Nördlich des Zentrums thront das mächtige Utah State Capitol. Vom steilen Aufstieg sollte sich niemand abschrecken lassen der Capitol Hill bietet den besten Blick auf die Metropole. Zum Schluss noch ein Tipp für Freunde der Genealogie: Die Family History Library ist die umfangreichste genealogische Sammlung der Welt.

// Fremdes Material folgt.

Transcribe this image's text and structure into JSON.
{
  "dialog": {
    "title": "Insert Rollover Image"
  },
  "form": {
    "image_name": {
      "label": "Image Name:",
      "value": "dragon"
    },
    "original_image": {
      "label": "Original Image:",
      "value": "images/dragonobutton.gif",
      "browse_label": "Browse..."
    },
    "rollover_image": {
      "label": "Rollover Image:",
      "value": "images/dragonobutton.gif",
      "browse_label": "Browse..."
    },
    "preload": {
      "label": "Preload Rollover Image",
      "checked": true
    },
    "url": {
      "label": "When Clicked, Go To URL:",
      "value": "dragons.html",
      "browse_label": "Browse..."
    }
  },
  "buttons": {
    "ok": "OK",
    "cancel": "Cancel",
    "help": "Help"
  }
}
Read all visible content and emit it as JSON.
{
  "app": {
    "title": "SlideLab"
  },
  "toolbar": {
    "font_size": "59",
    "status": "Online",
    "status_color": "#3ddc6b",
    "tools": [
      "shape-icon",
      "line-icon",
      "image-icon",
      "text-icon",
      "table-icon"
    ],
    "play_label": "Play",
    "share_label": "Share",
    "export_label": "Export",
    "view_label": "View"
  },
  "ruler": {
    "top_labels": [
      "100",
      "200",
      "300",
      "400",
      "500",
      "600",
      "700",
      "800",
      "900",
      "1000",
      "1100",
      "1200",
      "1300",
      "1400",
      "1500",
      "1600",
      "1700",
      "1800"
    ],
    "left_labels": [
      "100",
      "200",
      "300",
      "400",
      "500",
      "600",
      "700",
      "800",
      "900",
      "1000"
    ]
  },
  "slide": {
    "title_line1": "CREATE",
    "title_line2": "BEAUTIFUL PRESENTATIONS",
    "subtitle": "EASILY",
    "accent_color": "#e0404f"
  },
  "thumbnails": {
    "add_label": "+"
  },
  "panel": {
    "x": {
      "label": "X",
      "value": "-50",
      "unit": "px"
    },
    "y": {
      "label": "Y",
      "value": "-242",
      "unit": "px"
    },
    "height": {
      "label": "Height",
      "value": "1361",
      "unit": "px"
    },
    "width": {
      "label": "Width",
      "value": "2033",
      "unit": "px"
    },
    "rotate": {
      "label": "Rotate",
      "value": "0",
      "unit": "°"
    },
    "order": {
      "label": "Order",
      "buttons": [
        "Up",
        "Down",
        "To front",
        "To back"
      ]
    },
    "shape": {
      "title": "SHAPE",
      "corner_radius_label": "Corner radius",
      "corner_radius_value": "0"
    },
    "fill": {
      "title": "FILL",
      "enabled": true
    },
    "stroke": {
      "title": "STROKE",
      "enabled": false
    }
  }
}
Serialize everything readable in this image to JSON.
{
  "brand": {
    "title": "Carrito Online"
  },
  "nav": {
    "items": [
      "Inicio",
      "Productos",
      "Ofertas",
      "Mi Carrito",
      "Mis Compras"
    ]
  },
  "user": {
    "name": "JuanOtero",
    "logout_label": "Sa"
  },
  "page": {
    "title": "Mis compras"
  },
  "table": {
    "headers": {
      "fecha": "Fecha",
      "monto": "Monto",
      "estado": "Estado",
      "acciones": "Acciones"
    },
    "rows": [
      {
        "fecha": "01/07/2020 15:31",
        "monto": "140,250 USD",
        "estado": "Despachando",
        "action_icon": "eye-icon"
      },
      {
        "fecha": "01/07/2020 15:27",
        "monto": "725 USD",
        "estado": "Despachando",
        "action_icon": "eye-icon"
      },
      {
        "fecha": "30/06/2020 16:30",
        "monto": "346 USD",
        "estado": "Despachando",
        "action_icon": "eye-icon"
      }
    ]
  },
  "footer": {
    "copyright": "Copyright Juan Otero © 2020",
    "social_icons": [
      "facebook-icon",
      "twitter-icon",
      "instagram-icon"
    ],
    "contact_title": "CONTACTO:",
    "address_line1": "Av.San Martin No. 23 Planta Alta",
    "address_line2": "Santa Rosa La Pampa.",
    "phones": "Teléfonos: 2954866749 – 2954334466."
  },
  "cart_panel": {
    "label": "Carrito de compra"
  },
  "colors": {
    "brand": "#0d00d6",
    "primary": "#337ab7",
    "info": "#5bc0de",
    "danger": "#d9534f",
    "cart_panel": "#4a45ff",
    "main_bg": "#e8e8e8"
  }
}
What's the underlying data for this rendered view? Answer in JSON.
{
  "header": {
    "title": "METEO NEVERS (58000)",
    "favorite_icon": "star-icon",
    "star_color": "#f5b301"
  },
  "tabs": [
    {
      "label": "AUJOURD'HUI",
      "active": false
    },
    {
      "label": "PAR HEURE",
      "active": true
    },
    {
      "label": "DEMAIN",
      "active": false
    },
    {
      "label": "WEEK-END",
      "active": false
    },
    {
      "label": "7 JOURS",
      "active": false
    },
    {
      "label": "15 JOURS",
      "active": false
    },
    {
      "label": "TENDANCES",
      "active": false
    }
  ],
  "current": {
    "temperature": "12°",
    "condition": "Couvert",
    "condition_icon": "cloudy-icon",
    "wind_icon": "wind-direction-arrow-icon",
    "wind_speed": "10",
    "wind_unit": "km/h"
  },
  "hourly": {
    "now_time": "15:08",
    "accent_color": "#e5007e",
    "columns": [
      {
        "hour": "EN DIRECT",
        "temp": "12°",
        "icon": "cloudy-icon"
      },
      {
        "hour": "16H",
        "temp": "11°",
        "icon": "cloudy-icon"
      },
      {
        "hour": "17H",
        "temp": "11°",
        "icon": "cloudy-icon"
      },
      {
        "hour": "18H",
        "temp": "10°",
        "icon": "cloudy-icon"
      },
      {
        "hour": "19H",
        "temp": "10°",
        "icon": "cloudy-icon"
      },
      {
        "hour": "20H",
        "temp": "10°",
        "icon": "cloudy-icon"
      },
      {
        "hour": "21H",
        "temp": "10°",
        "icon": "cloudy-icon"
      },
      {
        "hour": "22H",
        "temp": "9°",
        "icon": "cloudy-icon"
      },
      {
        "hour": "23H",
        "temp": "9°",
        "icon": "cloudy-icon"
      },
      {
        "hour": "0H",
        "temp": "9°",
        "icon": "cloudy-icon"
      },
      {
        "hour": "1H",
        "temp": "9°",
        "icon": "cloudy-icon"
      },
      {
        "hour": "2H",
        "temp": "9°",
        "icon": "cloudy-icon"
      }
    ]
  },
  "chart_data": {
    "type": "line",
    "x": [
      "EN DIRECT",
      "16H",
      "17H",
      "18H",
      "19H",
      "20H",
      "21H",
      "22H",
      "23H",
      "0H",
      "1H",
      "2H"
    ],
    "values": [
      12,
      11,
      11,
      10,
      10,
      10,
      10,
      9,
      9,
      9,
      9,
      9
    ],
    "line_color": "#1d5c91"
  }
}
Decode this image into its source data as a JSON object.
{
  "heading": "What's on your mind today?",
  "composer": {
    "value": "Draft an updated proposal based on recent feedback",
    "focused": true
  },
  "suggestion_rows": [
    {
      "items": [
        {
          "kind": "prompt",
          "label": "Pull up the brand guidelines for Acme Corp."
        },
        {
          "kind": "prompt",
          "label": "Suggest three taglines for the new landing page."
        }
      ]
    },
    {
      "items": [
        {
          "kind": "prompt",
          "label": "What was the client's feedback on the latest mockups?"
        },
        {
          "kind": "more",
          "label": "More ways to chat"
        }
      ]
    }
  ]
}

Bei freiem Eintritt können Besucher an den Computern Ahnenforschung betreiben, viele Geburts- und Sterbedaten reichen mehr als 500 Jahre zurück.

Ausflug in die Umgebung

Farbenfrohe Ankündigung der Olympischen Spiele im Wintersportort Park City

Farbenfrohe Ankündigung der Olympischen Spiele im Wintersportort Park City

Obwohl er der Salt Lake City den Namen gegeben hat, liegt die Stadt nicht direkt am Great Salt Lake. Der 4000 m2 große Binnensee ist ein Überrest des 50 000 km2 umfassenden prähistorischen Lake Bonneville. Der abflusslose See mit den idyllischen Inseln war Ende des 19. Jahrhunderts ein beliebter Erholungsort. Als der Wasserpegel aus unerklärbaren Gründen drastisch sank, blieben die Besucher aus. Dafür stieg der Salzgehalt des Gewässers sprunghaft an, mit 25% ist er weltweit nach dem Toten Meer auf Platz zwei der salzhaltigsten Seen. Diese Situation könnte sich jedoch ändern, da der Wasserpegel seit den 1980er Jahren wieder steigt.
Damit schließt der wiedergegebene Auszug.